Note the offset is relative from the beginning of the Mach-O header when it is loaded into memory. We can determine this what the true offset in memory is from 'nm'. When we ran nm earlier we saw:

00001000 A __mh_execute_header
00002000 T start

This indicates where the Just Light encrypted section will be located in memory before and after decryption.

In this case we got lucky and have a 'start' symbol pointing at the address 0x2000. However, 'start' is not always present in the symbol table, so a more reliable method is to take the offset for __mh_execute_header and add the 'cryptoff' value to that. This gives us 0x2000 too!

The 'start' symbol also implies we should set a breakpoint at 0x2000 to get at decrypted code before it is run. However, it is not always there and technically, does strictly have to be the entrypoint of the program. A more reliable way of identifying the entrypoint is to again use 'otool -l' and find the LC_UNIXTHREAD load command.

Load command 8
        cmd LC_UNIXTHREAD
    cmdsize 84
     flavor ARM_THREAD_STATE
	    r0  0x00000000 r1     0x00000000 r2  0x00000000 r3  0x00000000
	    r4  0x00000000 r5     0x00000000 r6  0x00000000 r7  0x00000000
	    r8  0x00000000 r9     0x00000000 r10 0x00000000 r11 0x00000000
	    r12 0x00000000 r13    0x00000000 r14 0x00000000 r15 0x00002000
	    r16 0x00000000

The LC_UNIXTHREAD load command is initializes thread state when the main thread is created on launch. Initializing thread state is really just a matter of setting all the registers in the state you want them before executing the thread. Notice how r15 is set to 0x2000? In this case, r15 represents the program counter on ARM and the pc is the equivalient of eip on x86. This is a much more definitive indication for the entrypoint in our target. Note however, it does not necessarily have to point to the beginning of the encrypted section, but will almost always be somewhere inside it.

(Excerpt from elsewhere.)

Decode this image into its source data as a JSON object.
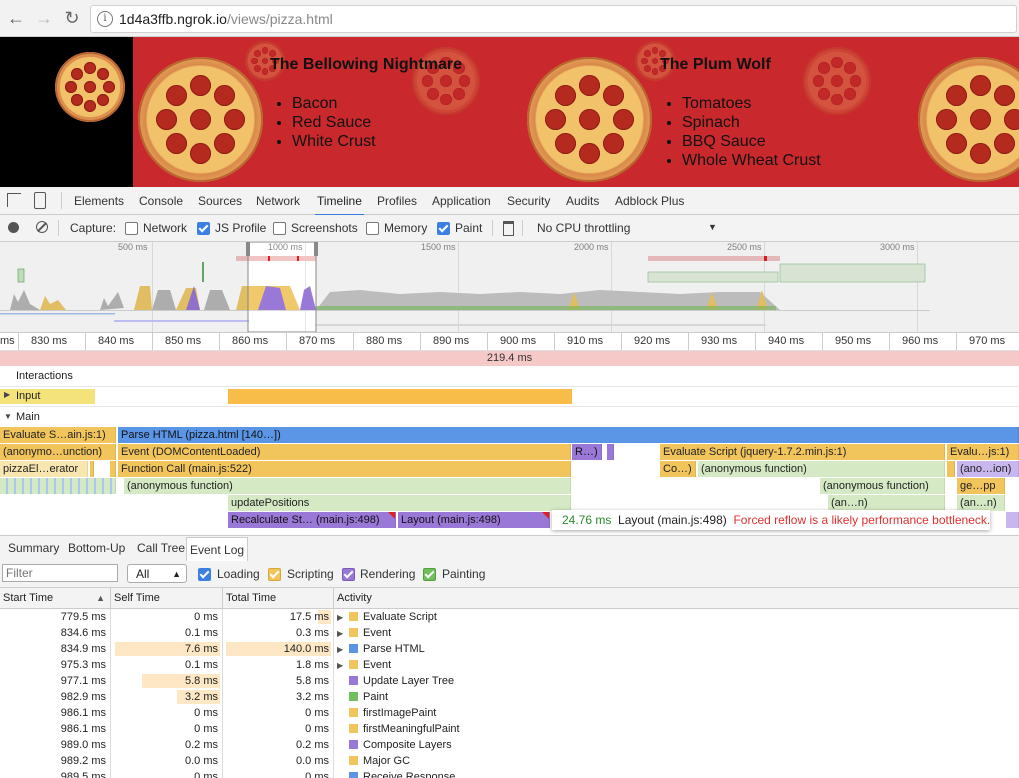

We are ready to load our target in a gdb and have a breakpoint address that should fire before any real code is executed. We know where to look for the encrypted data, which is also where it will be located when it is decrypted. This early breakpoint is important, since our target may implement any manner of anti-debugging tricks which are becoming all the more common on iOS as Apple and developers raise the bar against software crackers and, to a lesser extent... us.

Now, lets open our target in gdb. Again, gdb is available as a Cydia package.

iPhone # gdb --quiet Just\ Light 
(gdb) break *0x2000
Breakpoint 1 at 0x2000

Before we execute, lets just take a quick look at the encrypted code at 0x2000. We notice that these are not yet valid instructions:

(gdb) x/5i 0x2000
0x2000:        addge        r4, r7, r4, asr r11
0x2004:        bl        0xfe147a48
0x2008:        ldrbcc        r5, [r4, #3476]
0x200c:        andmi        lr, r12, r12, lsl #7
0x2010:        svcpl        0x003dcbc2

What happens next is when we run the code it will be decrypted by the kernel's mach loader. Our breakpoint at 'start' should fire immediately after.

(gdb) run
Starting program: Just Light 
Removing symbols for unused shared libraries . done
Reading symbols for shared libraries ..................................................... done

Breakpoint 1, 0x00002000 in ?? ()

What does our decrypted section look like now?

(gdb) x/5i 0x2000
0x2000:        ldr        r0, [sp]
0x2004:        add        r1, sp, #4        ; 0x4
0x2008:        add        r4, r0, #1        ; 0x1
0x200c:        add        r2, r1, r4, lsl #2
0x2010:        bic        sp, sp, #7        ; 0x7

Success! Lets now dump this entire section out to a file. We'll use the 'cryptsize' value from earlier to determine the size of data to dump. The cryptsize was 0x1000. Added that to our cryptoff in memory at 0x2000. The end of the crypt section in memory is at 0x3000.

In a pinch, we can also use gdb to tell us the address ranges of the regions we're looking at.

(gdb) info mach-regions
Region from 0x0 to 0x1000 (---, max ---; copy, private, not-reserved)
   ... from 0x1000 to 0x2000 (r-x, max r-x; copy, private, not-reserved)
   ... from 0x2000 to 0x3000 (r-x, max rwx; copy, private, not-reserved)
   ... from 0x3000 to 0x4000 (rw-, max rw-; copy, private, not-reserved)
   ... from 0x4000 to 0x6000 (r--, max r--; copy, private, not-reserved)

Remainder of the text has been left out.